A Global Drought Dataset from Clustering-Based Event Identification with Integrated Population, and GDP Exposure and Socioeconomic Impacts
Abstract. Drought events pose significant challenges to both ecosystems and human societies, requiring precise methodologies for their detection and impact assessment. A key challenge is linking physical drought indicators to socioeconomic consequences, such as the number of people affected or economic losses. This study introduces a robust two-step framework that integrates drought detection with impact analysis. In the first step, a clustering algorithm is used to identify coherent drought events and extract key characteristics such as severity and spatial extent. These events are tracked as spatially and temporally evolving objects. In the second step, the drought events are linked to population and GDP exposure, as well as to impact data from global disaster databases.
To characterize droughts, the study employs two widely used drought indices: the Standardized Precipitation Index (SPI) and the Standardized Precipitation Evapotranspiration Index (SPEI). Precipitation and temperature data from the ERA5 reanalysis are used to compute these indices at four different timescales (1, 3, 6, and 12 months). Drought events are identified for different severity levels (-1, -1.5, and -2). The study also incorporates high resolution gridded datasets of global population and economic activity, alongside disaster impact data on affected populations and economic losses. The resulting drought dataset provides valuable information on the association between drought characteristics, exposure, and recorded impacts.
The analysis shows that a relatively large buffer distance is needed to match the identified drought events to impacts from disaster databases, and that more severe drought thresholds isolate fewer but higher-impact events. Population exposure is found to be highest in Asia, while GDP exposure is largest in North America. This integrated framework (https://doi.org/10.5281/zenodo.17251815; Samantaray & Messori, 2025) bridges the gap between physical drought characteristics, exposure, and documented impacts, supporting vulnerability analyses, improved climate adaptation planning and disaster risk management.

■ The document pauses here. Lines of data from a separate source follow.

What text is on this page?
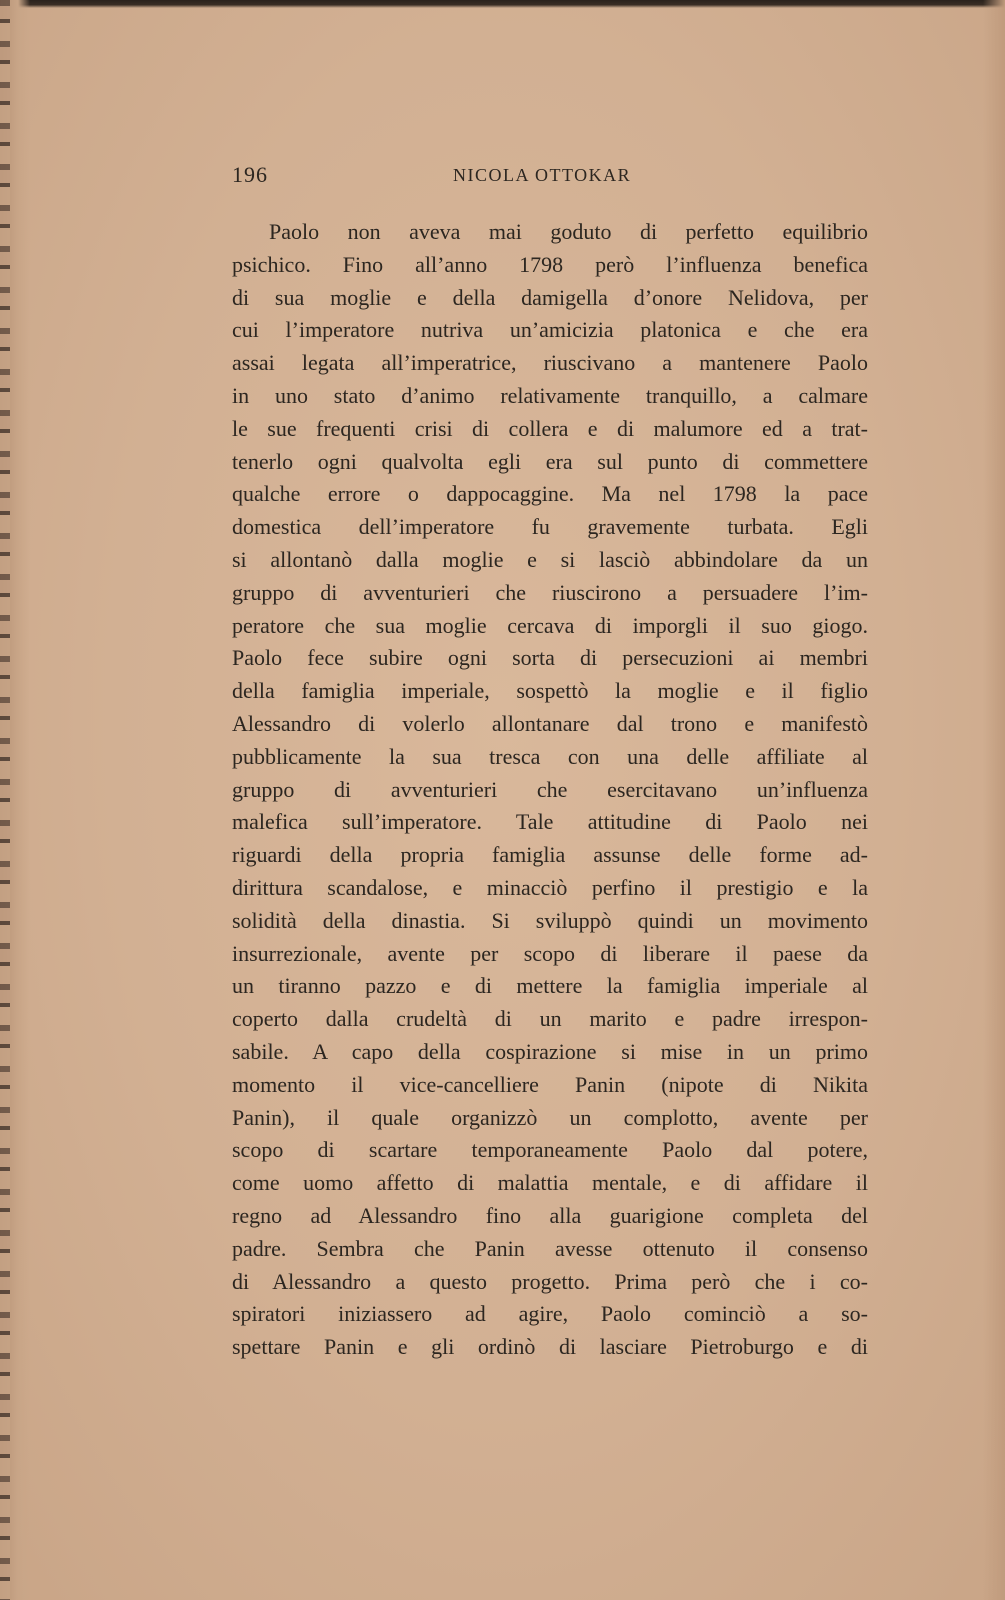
196	NICOLA OTTOKAR
Paolo non aveva mai goduto di perfetto equilibrio
psichico. Fino all’anno 1798 però l’influenza benefica
di sua moglie e della damigella d’onore Nelidova, per
cui l’imperatore nutriva un’amicizia platonica e che era
assai legata all’imperatrice, riuscivano a mantenere Paolo
in uno stato d’animo relativamente tranquillo, a calmare
le sue frequenti crisi di collera e di malumore ed a trat-
tenerlo ogni qualvolta egli era sul punto di commettere
qualche errore o dappocaggine. Ma nel 1798 la pace
domestica dell’imperatore fu gravemente turbata. Egli
si allontanò dalla moglie e si lasciò abbindolare da un
gruppo di avventurieri che riuscirono a persuadere l’im-
peratore che sua moglie cercava di imporgli il suo giogo.
Paolo fece subire ogni sorta di persecuzioni ai membri
della famiglia imperiale, sospettò la moglie e il figlio
Alessandro di volerlo allontanare dal trono e manifestò
pubblicamente la sua tresca con una delle affiliate al
gruppo di avventurieri che esercitavano un’influenza
malefica sull’imperatore. Tale attitudine di Paolo nei
riguardi della propria famiglia assunse delle forme ad-
dirittura scandalose, e minacciò perfino il prestigio e la
solidità della dinastia. Si sviluppò quindi un movimento
insurrezionale, avente per scopo di liberare il paese da
un tiranno pazzo e di mettere la famiglia imperiale al
coperto dalla crudeltà di un marito e padre irrespon-
sabile. A capo della cospirazione si mise in un primo
momento il vice-cancelliere Panin (nipote di Nikita
Panin), il quale organizzò un complotto, avente per
scopo di scartare temporaneamente Paolo dal potere,
come uomo affetto di malattia mentale, e di affidare il
regno ad Alessandro fino alla guarigione completa del
padre. Sembra che Panin avesse ottenuto il consenso
di Alessandro a questo progetto. Prima però che i co-
spiratori iniziassero ad agire, Paolo cominciò a so-
spettare Panin e gli ordinò di lasciare Pietroburgo e di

The idea behind this work, of organizing a gridded meteorological drought index into clusters describing spatially widespread dry periods and correlating these with reports of drought impacts, is meritorious, but details of the execution need more justification and improvement:
How PET is calculated for determining SPEI doesn't seem to be explained.

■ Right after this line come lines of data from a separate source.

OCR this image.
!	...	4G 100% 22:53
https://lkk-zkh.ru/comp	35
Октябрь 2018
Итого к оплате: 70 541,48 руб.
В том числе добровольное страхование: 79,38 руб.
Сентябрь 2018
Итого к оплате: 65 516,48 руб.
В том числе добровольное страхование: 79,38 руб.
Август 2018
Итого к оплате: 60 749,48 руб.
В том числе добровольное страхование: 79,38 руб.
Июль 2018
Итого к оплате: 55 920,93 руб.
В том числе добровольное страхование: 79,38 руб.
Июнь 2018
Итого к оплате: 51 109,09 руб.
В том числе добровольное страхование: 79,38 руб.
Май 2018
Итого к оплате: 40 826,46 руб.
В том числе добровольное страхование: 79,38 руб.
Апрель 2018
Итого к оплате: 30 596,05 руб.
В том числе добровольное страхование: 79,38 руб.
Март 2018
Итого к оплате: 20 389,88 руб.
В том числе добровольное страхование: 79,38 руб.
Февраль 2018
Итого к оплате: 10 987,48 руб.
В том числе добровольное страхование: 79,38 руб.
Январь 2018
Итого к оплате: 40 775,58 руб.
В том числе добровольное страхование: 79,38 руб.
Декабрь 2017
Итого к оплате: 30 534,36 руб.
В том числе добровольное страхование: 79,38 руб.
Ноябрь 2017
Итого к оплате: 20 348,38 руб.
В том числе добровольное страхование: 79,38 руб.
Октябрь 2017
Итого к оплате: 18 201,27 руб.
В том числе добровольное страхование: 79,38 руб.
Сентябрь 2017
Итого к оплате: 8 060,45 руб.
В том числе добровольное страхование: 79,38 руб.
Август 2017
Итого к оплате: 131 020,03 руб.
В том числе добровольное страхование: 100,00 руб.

It appears that only point data from GDIS are used to localize drought reports. However, according to its documentation, GDIS provides polygons of the affected provinces in the "geometry" field. Comparing this areal information to the ERA5 meteorological drought extent should show much clearer correspondences compared to only centroids or other individual points from GDIS.

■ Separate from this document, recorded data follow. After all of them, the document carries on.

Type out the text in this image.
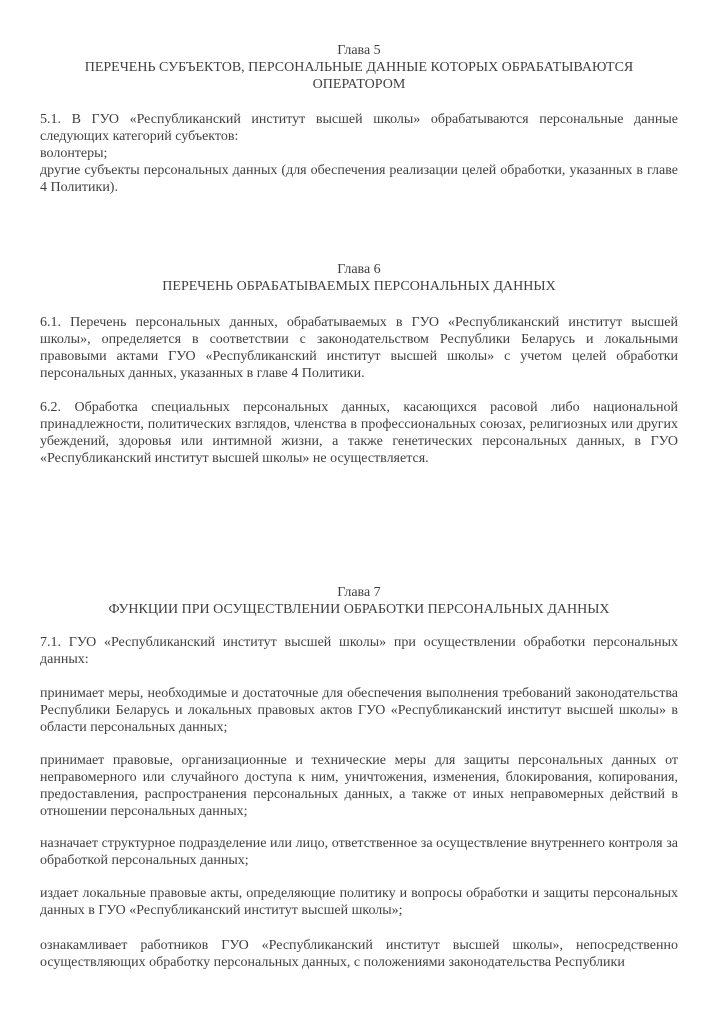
Глава 5

ПЕРЕЧЕНЬ СУБЪЕКТОВ, ПЕРСОНАЛЬНЫЕ ДАННЫЕ КОТОРЫХ ОБРАБАТЫВАЮТСЯ ОПЕРАТОРОМ

5.1. В ГУО «Республиканский институт высшей школы» обрабатываются персональные данные следующих категорий субъектов:

волонтеры;

другие субъекты персональных данных (для обеспечения реализации целей обработки, указанных в главе 4 Политики).

Глава 6

ПЕРЕЧЕНЬ ОБРАБАТЫВАЕМЫХ ПЕРСОНАЛЬНЫХ ДАННЫХ

6.1. Перечень персональных данных, обрабатываемых в ГУО «Республиканский институт высшей школы», определяется в соответствии с законодательством Республики Беларусь и локальными правовыми актами ГУО «Республиканский институт высшей школы» с учетом целей обработки персональных данных, указанных в главе 4 Политики.

6.2. Обработка специальных персональных данных, касающихся расовой либо национальной принадлежности, политических взглядов, членства в профессиональных союзах, религиозных или других убеждений, здоровья или интимной жизни, а также генетических персональных данных, в ГУО «Республиканский институт высшей школы» не осуществляется.

Глава 7

ФУНКЦИИ ПРИ ОСУЩЕСТВЛЕНИИ ОБРАБОТКИ ПЕРСОНАЛЬНЫХ ДАННЫХ

7.1. ГУО «Республиканский институт высшей школы» при осуществлении обработки персональных данных:

принимает меры, необходимые и достаточные для обеспечения выполнения требований законодательства Республики Беларусь и локальных правовых актов ГУО «Республиканский институт высшей школы» в области персональных данных;

принимает правовые, организационные и технические меры для защиты персональных данных от неправомерного или случайного доступа к ним, уничтожения, изменения, блокирования, копирования, предоставления, распространения персональных данных, а также от иных неправомерных действий в отношении персональных данных;

назначает структурное подразделение или лицо, ответственное за осуществление внутреннего контроля за обработкой персональных данных;

издает локальные правовые акты, определяющие политику и вопросы обработки и защиты персональных данных в ГУО «Республиканский институт высшей школы»;

ознакамливает работников ГУО «Республиканский институт высшей школы», непосредственно осуществляющих обработку персональных данных, с положениями законодательства Республики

At l. 267, "Frequency" seems like the wrong word for the number of months of drought; "Duration" would be more appropriate. Also, the definition of "Severity" is not clear.
Figure 3: The caption fails to state what the blue areas in the maps are.
Since "detection percentages are consistently higher for SPEI than for SPI", I recommend for the SPEI based drought definition to be used as the primary one for reporting the results, and SPI-based results to be given as secondary, whereas now it's mostly the opposite.
There are no clear conclusions drawn as to what SP(E)I timescale is considered to define drought. Most of the figures arbitrarily only show the 1 month timescale, which admittedly can be a "flash drought" but seems too short to correspond to impactful drought in most cases. I suggest to first analyze which SP(E)I timescale matches the drought disaster dataset the best, and then report findings primarily for that timescale.
As well as population and GDP, considering measures of agriculture intensity may be helpful in predicting the impacts of drought, since agriculture is by far the most water intensive major economic sector. Oddly, agriculture is not mentioned at all except in the literature review.
Seasonality is also never mentioned. It might be hypothesized that droughts occurring during the growing season have much bigger impacts than those at other times of year.
The mostly 3-D figures (e.g. 5-12) are not interpretable. I strongly recommend to find a different way to show results, and adjust the discussion in the text accordingly.
$2 × 10⁷ USD seems like a small amount of average damage for a large-scale drought in North America, since the USA has experienced quite a number of droughts that caused multiple billions in damage. It would be helpful to show more statistical information about the set of EM-DAT droughts included in the analysis, including their minimum, maximum, mean, and median damages, and to compare this to information from other databases.
Additionally, since this is for publication in a data description journal, the paper should say more about the format of the generated dataset, including what fields it contains and what are some anticipated use cases.